Prandtl-M (Imagem: NASA) |
Esse foi o propósito de uma dezena de propostas, e algumas delas - por exemplo, o Prandtl-M e o Sky-Sailor - chegaram até a fase de protótipo.
Nenhum deles foi além disso. Houve muitas razões para isso, a principal delas sendo as limitações ao orçamento marciano. Aviões, e especialmente planadores, teriam uma vida útil extremamente curta em comparação com, digamos, rovers - mas custam quase tanto ou até mais para desenvolver e implantar.
A menos que houvesse uma maneira de reabastecer ou recarregar tal aeronave, a ideia simplesmente não é eficiente o suficiente. A Sky-Sailor tentou resolver isso usando baterias solares em suas asas, mas sua eficácia teria sido pequena, já que Marte está muito mais longe do Sol do que a Terra.
Sky-Sailor (Imagem: Divulgação) |
Carregar tal aeronave acoplando-o a um módulo de pouso ou rover seria um pouco mais simples. Essa foi uma das ideias iniciais para o projeto Mars 2020 - aquela que resultou na Perseverança e na Ingenuidade.
Uma de suas primeiras variantes envolvia um pequeno drone vertical de decolagem e pouso (VTOL). Desenvolvida pelo Langley Research Center e chamada de Mars Flyer, a aeronave de dois quilos foi projetada para decolar verticalmente, mas fazer a transição para o voo horizontal para cobrir grandes distâncias, o que significa que seria um helicóptero e um avião em um. Porém, ele não teria seus próprios painéis solares e carregaria acoplando-se ao veículo espacial.
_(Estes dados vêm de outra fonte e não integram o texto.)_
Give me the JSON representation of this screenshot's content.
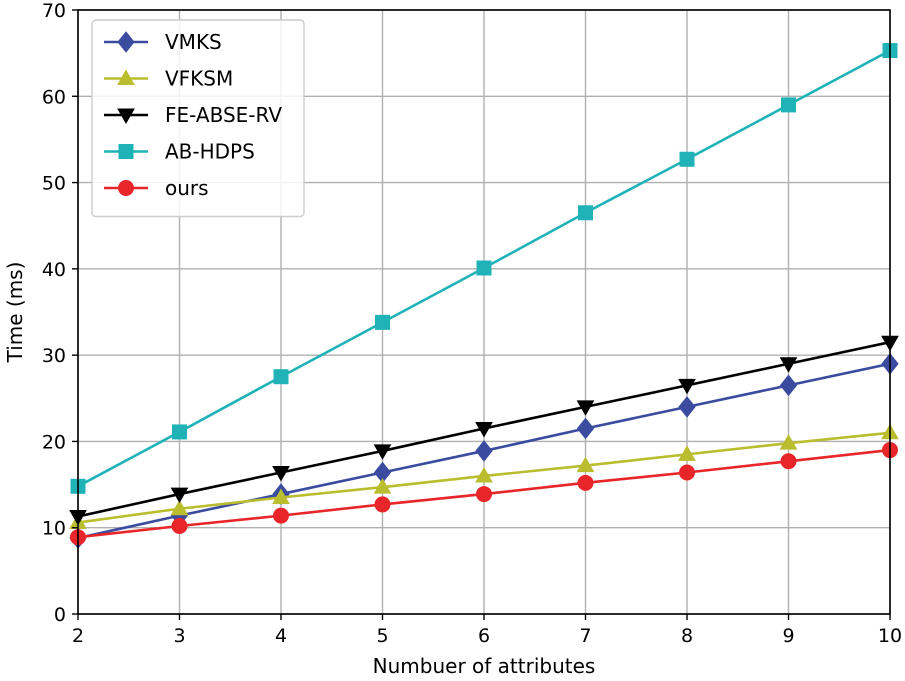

Isso limitaria sua distância de vôo e tornaria a aeronave menos confiável em geral. No final, o helicóptero Ingenuity - um projeto mais simples e robusto - foi escolhido em seu lugar, mas o Mars Flyer ainda permanece como uma possibilidade para futuras missões.
O avião marciano
Mas o conceito que mais se desenvolveu e mais se destacou é, sem dúvida, a Pesquisa Ambiental Aérea Regional (ARES). Concebido no início dos anos 2000, pretendia ser lançado no início dos anos 2010, mas foi vítima de alguns dos maiores cortes orçamentários da história da NASA.
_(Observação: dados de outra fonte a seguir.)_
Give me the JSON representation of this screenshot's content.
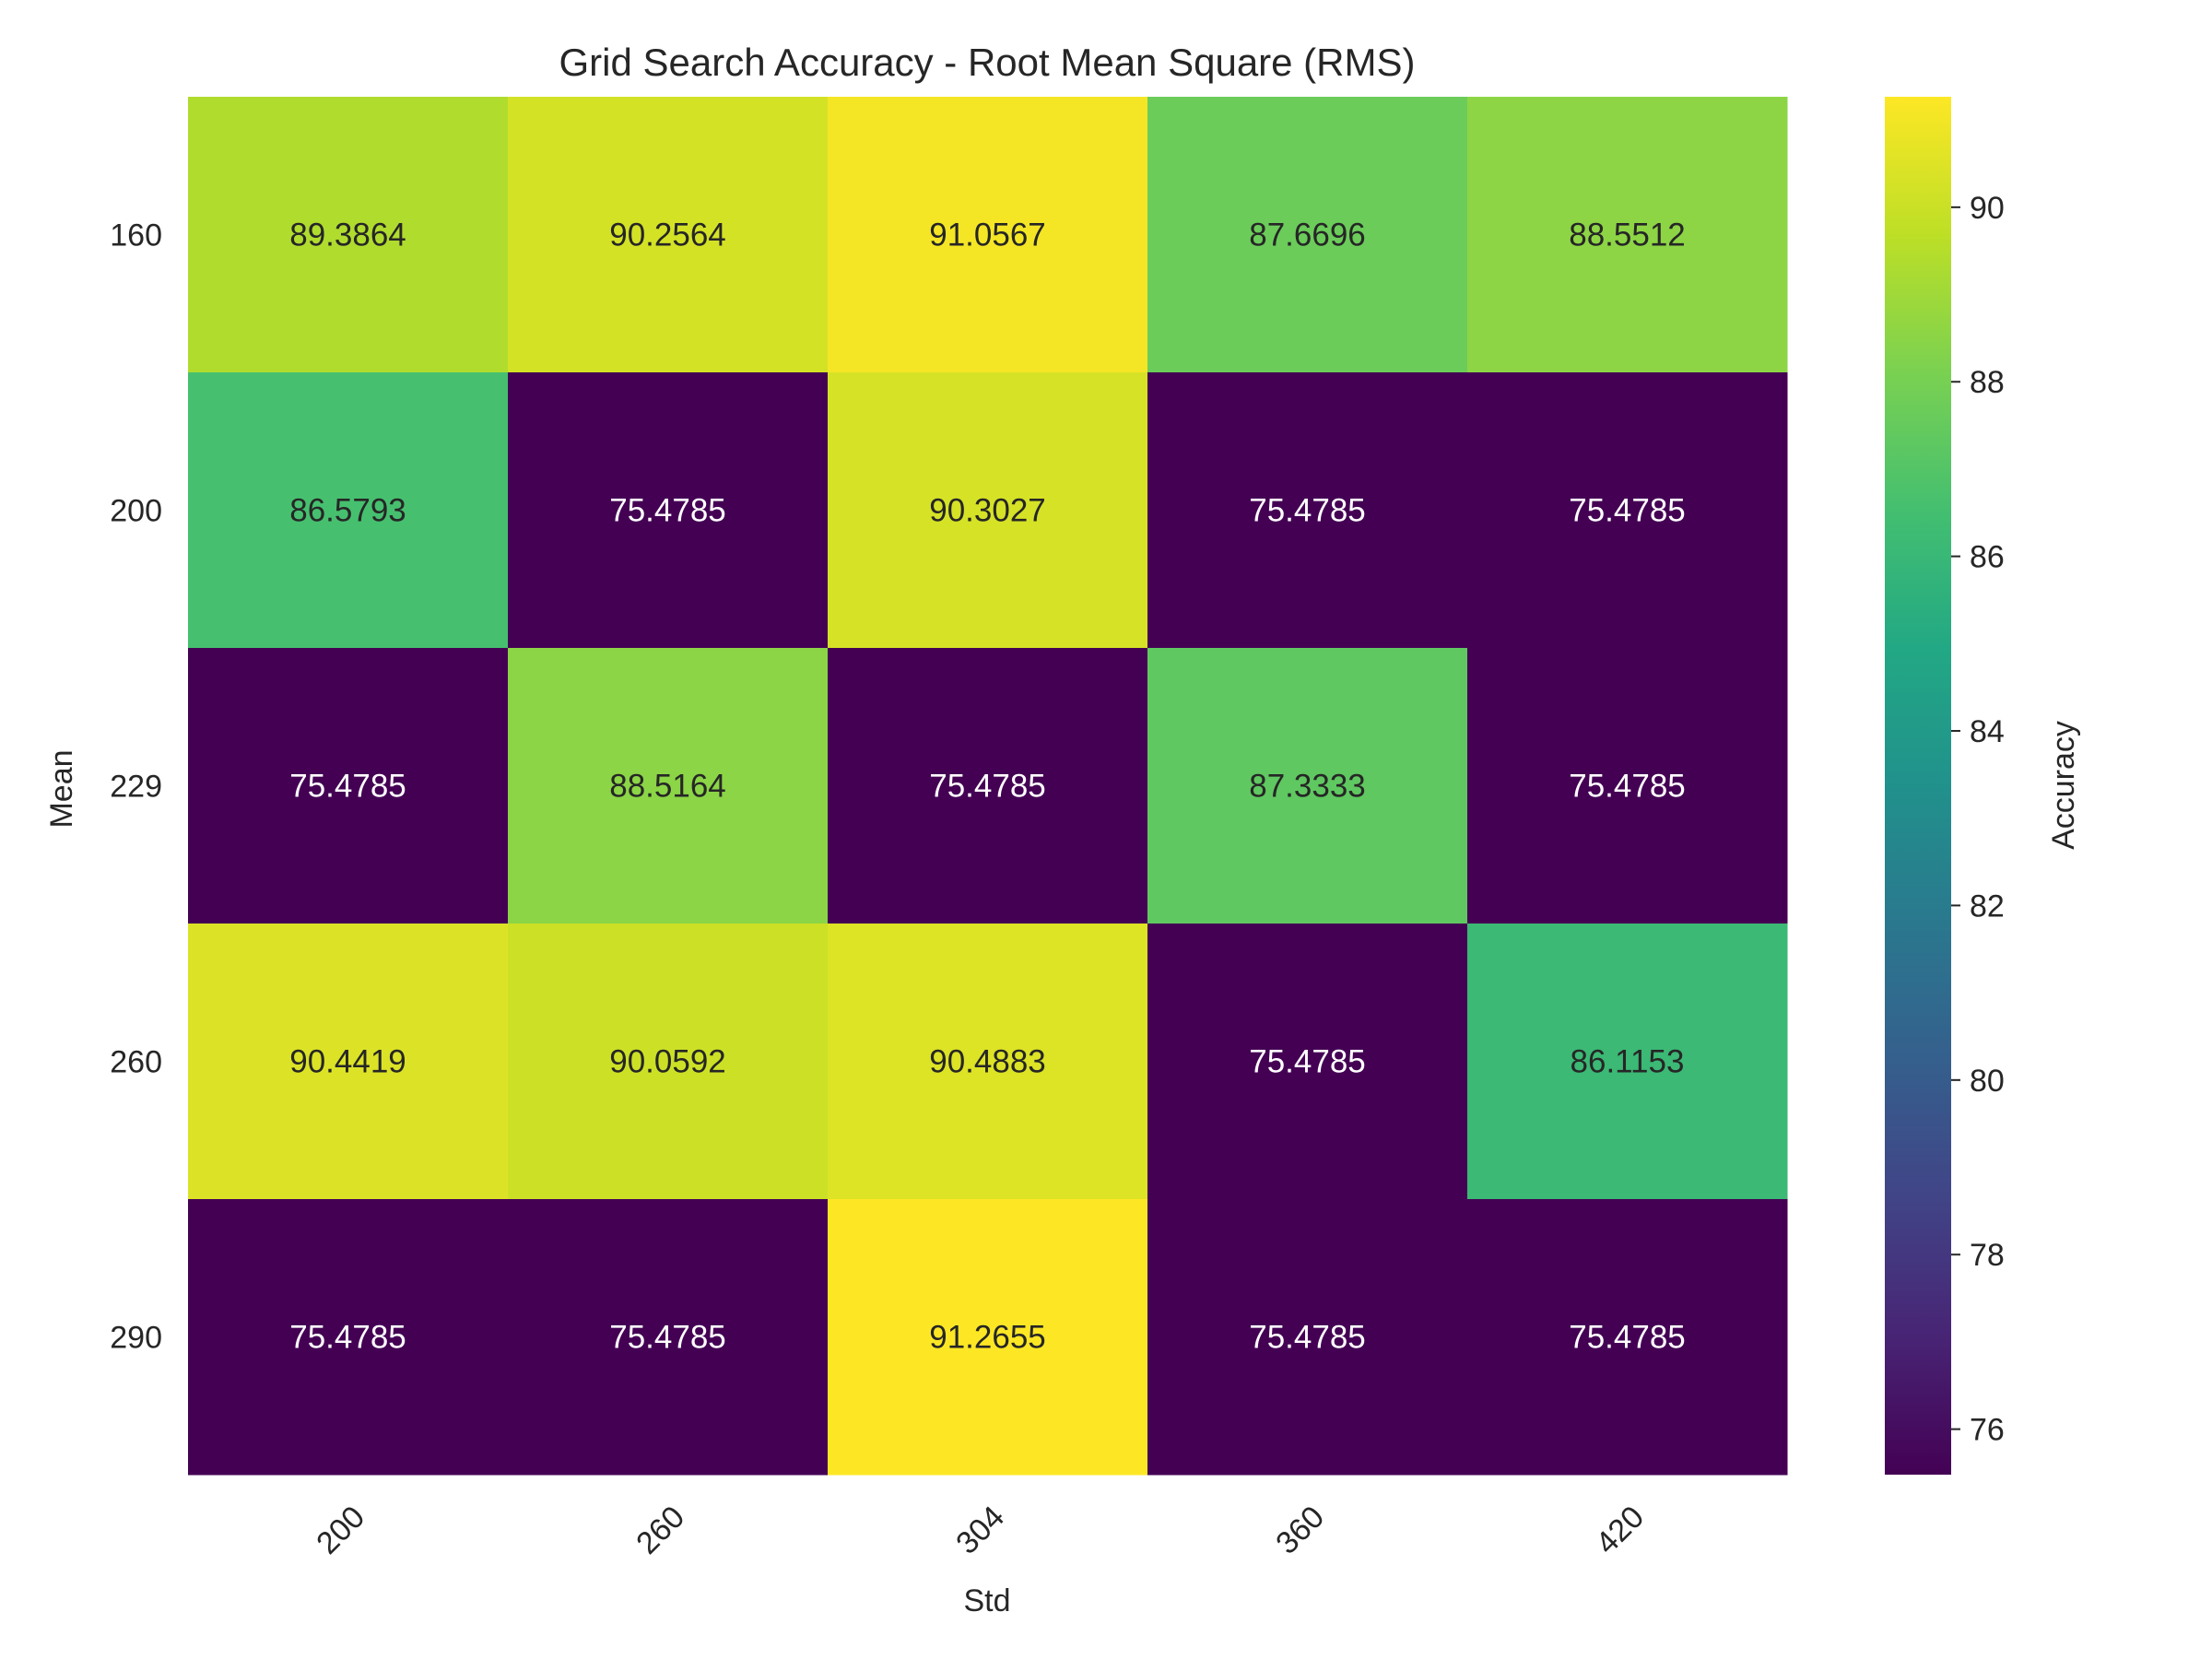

Um avião-foguete com envergadura de 6,25 metros (20,5 pés) teria asas extensíveis e seria lançado direto para fora da órbita, com um paraquedas. Além de estudar a atmosfera, ele teria realizado medições precisas do campo magnético marciano e voado por cerca de uma hora antes de ficar sem propelente e cair na superfície.
Como a fase de projeto ainda não havia sido concluída, a possibilidade de usar propulsão a hélice em vez de um motor de foguete também foi considerada, mas teria sido mais difícil de implementar. A velocidade de estol de qualquer avião marciano seria extremamente alta, e mesmo um veículo com grande superfície de asa e baixo arrasto teria que voar muito, muito rápido.
ARES (Imagem: NASA) |
A equipe por trás do ARES parecia ter resolvido a aerodinâmica marciana, mas isso não os ajudou a levar o projeto ao processo de seleção.
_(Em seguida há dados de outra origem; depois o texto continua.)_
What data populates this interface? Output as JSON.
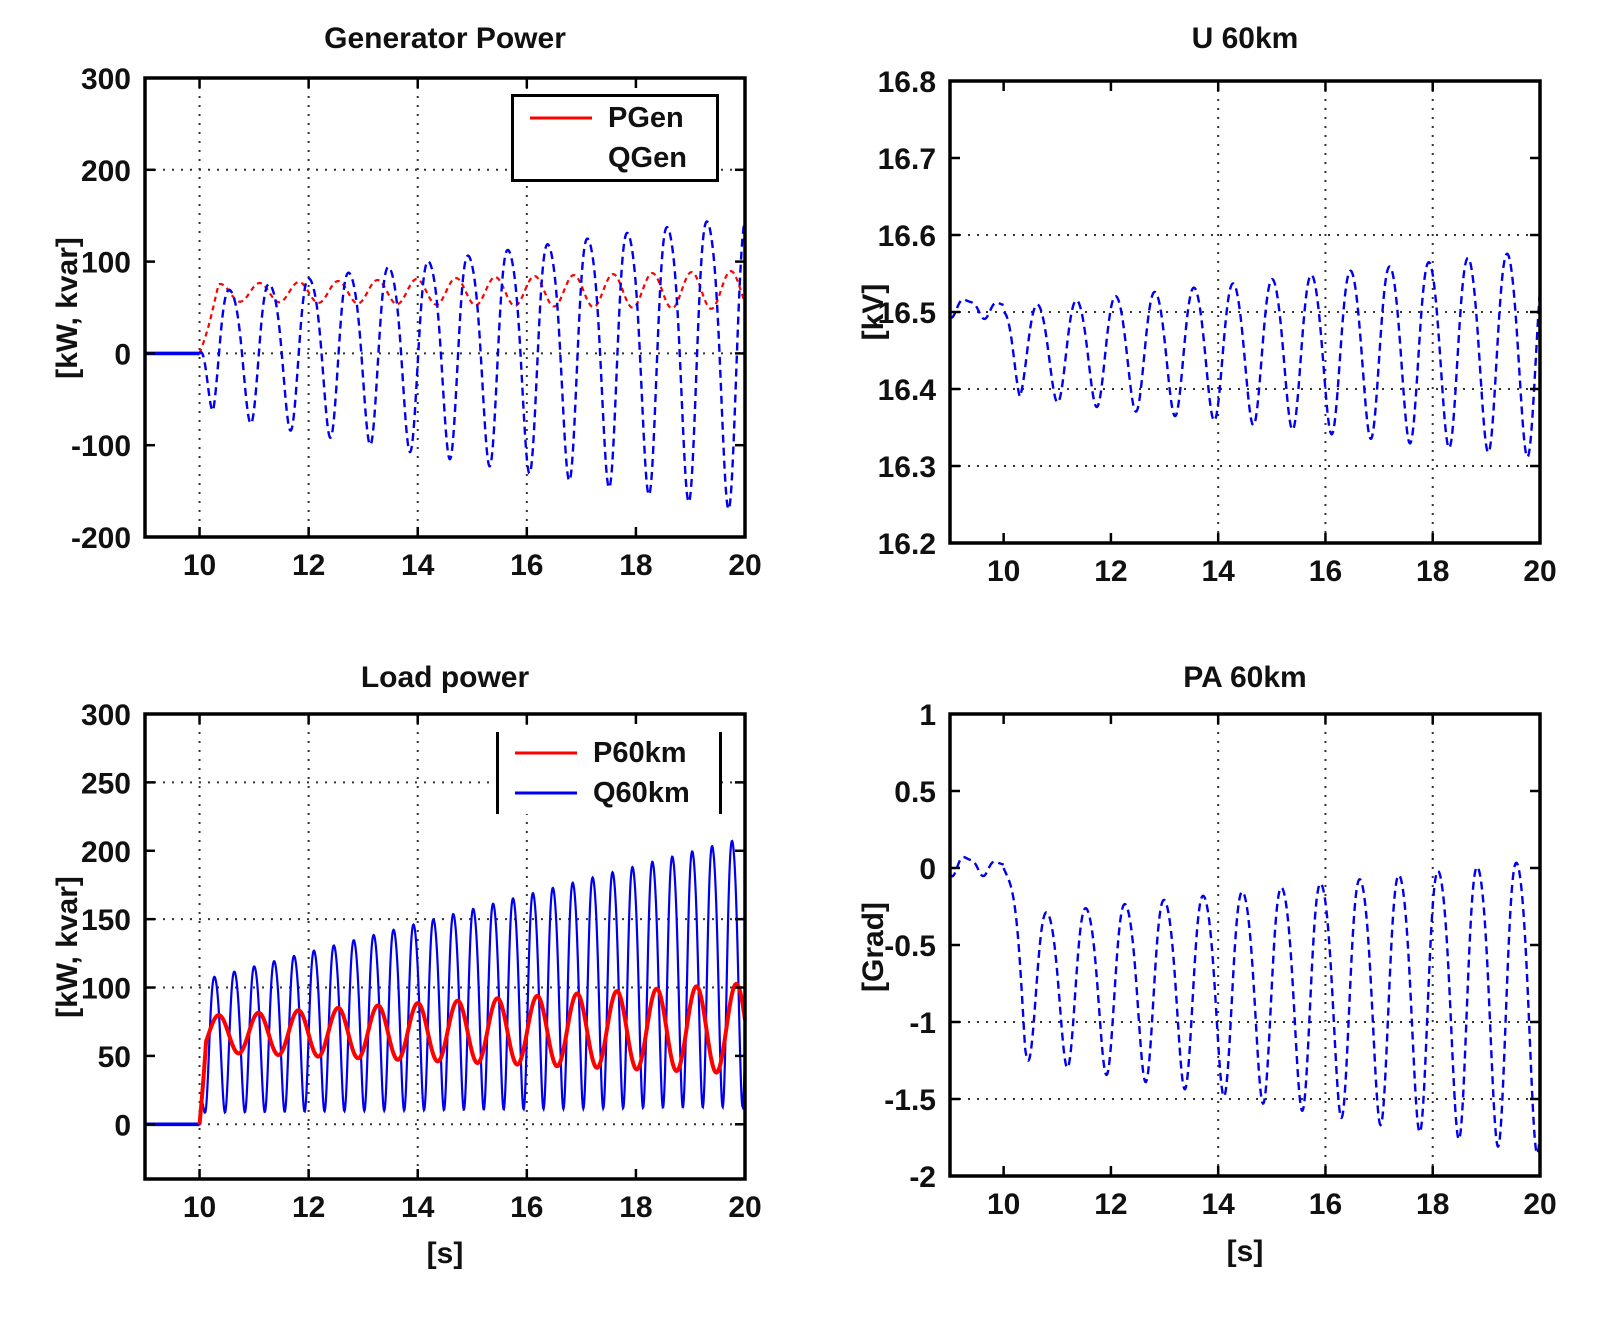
{
  "figure": {
    "background": "#ffffff",
    "accent_red": "#ff0000",
    "accent_blue": "#0000ee",
    "grid_color": "#333333",
    "frame_color": "#000000",
    "time_axis_unit": "[s]",
    "event_time_s": 10
  },
  "chart_data": [
    {
      "type": "line",
      "title": "Generator Power",
      "xlabel": "",
      "ylabel": "[kW, kvar]",
      "xlim": [
        9,
        20
      ],
      "ylim": [
        -200,
        300
      ],
      "xticks": [
        10,
        12,
        14,
        16,
        18,
        20
      ],
      "xtick_labels": [
        "10",
        "12",
        "14",
        "16",
        "18",
        "20"
      ],
      "yticks": [
        300,
        200,
        100,
        0,
        -100,
        -200
      ],
      "ytick_labels": [
        "300",
        "200",
        "100",
        "0",
        "-100",
        "-200"
      ],
      "grid_x": [
        10,
        12,
        14,
        16
      ],
      "grid_y": [
        200,
        0
      ],
      "legend": {
        "position": "top-right",
        "entries": [
          {
            "label": "PGen",
            "color": "#ff0000",
            "show_line": true
          },
          {
            "label": "QGen",
            "color": "#0000ee",
            "show_line": false
          }
        ]
      },
      "series": [
        {
          "name": "PGen",
          "color": "#ff0000",
          "dash": "5 4",
          "width": 2.2,
          "segments": [
            {
              "type": "flat",
              "t0": 9,
              "t1": 10,
              "value": 0
            },
            {
              "type": "osc",
              "t0": 10,
              "t1": 20,
              "period": 0.72,
              "peak_t": 10.38,
              "center0": 66,
              "center1": 69,
              "amp0": 9,
              "amp1": 21,
              "onset": 0.35,
              "from": 0,
              "h2": 0
            }
          ]
        },
        {
          "name": "QGen",
          "color": "#0000ee",
          "dash": "8 5",
          "width": 2.4,
          "segments": [
            {
              "type": "flat",
              "t0": 9,
              "t1": 10,
              "value": 0,
              "width": 3.6
            },
            {
              "type": "osc",
              "t0": 10,
              "t1": 20,
              "period": 0.73,
              "peak_t": 10.565,
              "center0": 8,
              "center1": 10,
              "amp0": 65,
              "amp1": 160,
              "onset": 0.25,
              "from": 0,
              "h2": 0.15
            }
          ]
        }
      ]
    },
    {
      "type": "line",
      "title": "U 60km",
      "xlabel": "",
      "ylabel": "[kV]",
      "xlim": [
        9,
        20
      ],
      "ylim": [
        16.2,
        16.8
      ],
      "xticks": [
        10,
        12,
        14,
        16,
        18,
        20
      ],
      "xtick_labels": [
        "10",
        "12",
        "14",
        "16",
        "18",
        "20"
      ],
      "yticks": [
        16.8,
        16.7,
        16.6,
        16.5,
        16.4,
        16.3,
        16.2
      ],
      "ytick_labels": [
        "16.8",
        "16.7",
        "16.6",
        "16.5",
        "16.4",
        "16.3",
        "16.2"
      ],
      "grid_x": [
        14,
        16,
        18
      ],
      "grid_y": [
        16.6,
        16.5,
        16.4,
        16.3
      ],
      "legend": null,
      "series": [
        {
          "name": "U60km",
          "color": "#0000ee",
          "dash": "8 5",
          "width": 2.4,
          "segments": [
            {
              "type": "osc",
              "t0": 9,
              "t1": 10,
              "period": 0.62,
              "peak_t": 9.32,
              "center0": 16.508,
              "center1": 16.503,
              "amp0": 0.012,
              "amp1": 0.01,
              "h2": 0.3
            },
            {
              "type": "osc",
              "t0": 10,
              "t1": 20,
              "period": 0.73,
              "peak_t": 10.635,
              "center0": 16.452,
              "center1": 16.455,
              "amp0": 0.057,
              "amp1": 0.135,
              "onset": 0.3,
              "from": 16.5,
              "h2": 0.08
            }
          ]
        }
      ]
    },
    {
      "type": "line",
      "title": "Load power",
      "xlabel": "[s]",
      "ylabel": "[kW, kvar]",
      "xlim": [
        9,
        20
      ],
      "ylim": [
        -40,
        300
      ],
      "xticks": [
        10,
        12,
        14,
        16,
        18,
        20
      ],
      "xtick_labels": [
        "10",
        "12",
        "14",
        "16",
        "18",
        "20"
      ],
      "yticks": [
        300,
        250,
        200,
        150,
        100,
        50,
        0
      ],
      "ytick_labels": [
        "300",
        "250",
        "200",
        "150",
        "100",
        "50",
        "0"
      ],
      "grid_x": [
        10,
        12,
        14,
        16
      ],
      "grid_y": [
        250,
        150,
        100,
        0
      ],
      "legend": {
        "position": "top-right",
        "entries": [
          {
            "label": "P60km",
            "color": "#ff0000",
            "show_line": true
          },
          {
            "label": "Q60km",
            "color": "#0000ee",
            "show_line": true
          }
        ]
      },
      "series": [
        {
          "name": "Q60km",
          "color": "#0000ee",
          "dash": "none",
          "width": 2.2,
          "segments": [
            {
              "type": "flat",
              "t0": 9,
              "t1": 10,
              "value": 0,
              "width": 3.6
            },
            {
              "type": "osc",
              "t0": 10,
              "t1": 20,
              "period": 0.365,
              "peak_t": 10.28,
              "center0": 62,
              "center1": 122,
              "amp0": 48,
              "amp1": 98,
              "onset": 0.1,
              "from": 0,
              "h2": 0.12
            }
          ]
        },
        {
          "name": "P60km",
          "color": "#ff0000",
          "dash": "none",
          "width": 4,
          "segments": [
            {
              "type": "osc",
              "t0": 10,
              "t1": 20,
              "period": 0.73,
              "peak_t": 10.35,
              "center0": 66,
              "center1": 70,
              "amp0": 13,
              "amp1": 33,
              "onset": 0.12,
              "from": 0,
              "h2": 0
            }
          ]
        }
      ]
    },
    {
      "type": "line",
      "title": "PA 60km",
      "xlabel": "[s]",
      "ylabel": "[Grad]",
      "xlim": [
        9,
        20
      ],
      "ylim": [
        -2,
        1
      ],
      "xticks": [
        10,
        12,
        14,
        16,
        18,
        20
      ],
      "xtick_labels": [
        "10",
        "12",
        "14",
        "16",
        "18",
        "20"
      ],
      "yticks": [
        1,
        0.5,
        0,
        -0.5,
        -1,
        -1.5,
        -2
      ],
      "ytick_labels": [
        "1",
        "0.5",
        "0",
        "-0.5",
        "-1",
        "-1.5",
        "-2"
      ],
      "grid_x": [
        14,
        16,
        18
      ],
      "grid_y": [
        -1,
        -1.5
      ],
      "legend": null,
      "series": [
        {
          "name": "PA60km",
          "color": "#0000ee",
          "dash": "8 5",
          "width": 2.4,
          "segments": [
            {
              "type": "osc",
              "t0": 9,
              "t1": 10,
              "period": 0.58,
              "peak_t": 9.32,
              "center0": 0.03,
              "center1": 0.0,
              "amp0": 0.065,
              "amp1": 0.04,
              "h2": 0.3
            },
            {
              "type": "osc",
              "t0": 10,
              "t1": 20,
              "period": 0.73,
              "peak_t": 10.815,
              "center0": -0.72,
              "center1": -0.8,
              "amp0": 0.45,
              "amp1": 0.95,
              "onset": 0.4,
              "from": 0,
              "h2": 0.12
            }
          ]
        }
      ]
    }
  ]
}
Portanto, permanece arquivado até hoje. Ainda existe a possibilidade de o ARES voar? Isso é duvidoso. No entanto, a próxima grande missão da NASA a Marte ainda não foi planejada.
É altamente provável que contará com alguma forma de drone de reconhecimento para acompanhar um rover, talvez um helicóptero puro como o Ingenuity, ou talvez um mais eficiente semelhante ao já quase desenvolvido Flier. Se a NASA selecionar o último, pode haver um pequeno semi-avião voando em Marte em dois a quatro anos.
Um avião maior, como o ARES, teria que viajar para Marte separadamente e fazer parte de uma missão separada. A possibilidade de conduzir tal missão depende tanto do orçamento da NASA quanto da necessidade percebida de estudar o planeta do ar.
Mas com o aumento do interesse no planeta Vermelho, essa possibilidade parece cada vez maior. Nenhuma data definida ainda, mas já temos a tecnologia e uma história de sucesso na forma de Ingenuidade. O próximo passo parece ser apenas uma questão de tempo.